SHETLAND Islands Council is to consult on the closure of five primary and two secondary school, councillors decided on Thursday morning.
Around 25 parents from across the isles watched the service committee debate the council’s Blueprint for Education plans for more than two hours.
The result was a 13 to six vote to consult on closing the secondary departments of Scalloway and Skerries schools, as well as primary schools in Uyeasound, Burravoe, Sandness, North Roe and Olnafirth.
Education staff said the closures would chop almost £6 million from the £42 million education budget.
Detailed consultation as prescribed under new government regulations will now begin with every individual school.
Final decisions on the future of the secondary schools could be reached as early as December this year, while consultation on closing the five primary schools will not begin before 2011.

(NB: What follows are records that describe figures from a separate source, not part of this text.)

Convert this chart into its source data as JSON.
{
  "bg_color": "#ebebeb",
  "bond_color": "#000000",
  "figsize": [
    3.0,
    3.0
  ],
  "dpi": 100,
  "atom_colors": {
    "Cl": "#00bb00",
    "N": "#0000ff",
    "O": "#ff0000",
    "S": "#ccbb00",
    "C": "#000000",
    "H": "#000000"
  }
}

The Scottish government will have to approve any closure before it can go ahead.
The council’s education spokesman Bill Manson said he was glad to see the council moving towards closing some of its 33 primary and seven junior high schools after several attempts in the past failed to find a majority.
The Shetland North councillor said: “I believe it was overdue to make this decision, and I am glad that the council made a considered decision to look most carefully at the provision of education for the foreseeable future in Shetland.
“I think a realistic and sensible decision has been adopted, which should enable us to continue the high education standards.”
The SIC is faced with a major population changes where more and more people are moving from the country areas towards the isles’ central belt and Lerwick. In addition, school rolls are expected to fall by 30 per cent over the next 20 years.
But the decision to work towards closure of a number of small primary schools on the periphery of the isles is already proving controversial.
Communities are gearing up to fight tooth and nail to secure the future of individual schools.
In a scathing attack on his fellow members, north isles councillor Robert Henderson said: “I don’t want to see the closure of any primary school. I think the primary school in any community is the heart of that community, and if you rip the heart out of a community you destroy something that you can never regain.”
Chairman of Burravoe primary school’s parent’s council, Steven Brown, said the council had tried to close the tiny school with just 11 pupils many times in the past.
He said the community was determined to keep Burravoe school open as it was the focal point of the area and the reason why people still wanted to move to the Yell village.
“I am not surprised but I am disappointed by the decision. We like to keep a thriving community in Burravoe and we see no hope for that without a primary school. Without a school there will be no attraction to the area and we will slowly de-populate,” he said.
Councillors were presented with nine closure options ranging from just organisational changes with no school closures to a very radical overhaul of the complete set-up of education with the loss of 18 primary and all seven junior high schools.
Head of schools Helen Budge said that no community wanted their school closed, however everyone recognised that something needed to be done.
Two attempts by councillors Jonathan Wills and Betty Fullerton to persuade councillors to agree to further closures were defeated, as was an amendment by councillor Alastair Cooper not to close any of the primary schools.
Unst Community Council chairman Laurence Robertson said the community was happy with the decision despite the threat now hanging over Uyeasound primary school.
“We are absolutely delighted and totally relieved that the secondary school is remaining open. This is vitally important for the future of Unst.
“We are sad that Uyeasound didn’t get through at this stage, but the Uyeasound parents are experienced campaigners and I am sure they will be ready for the consultation process when it comes.”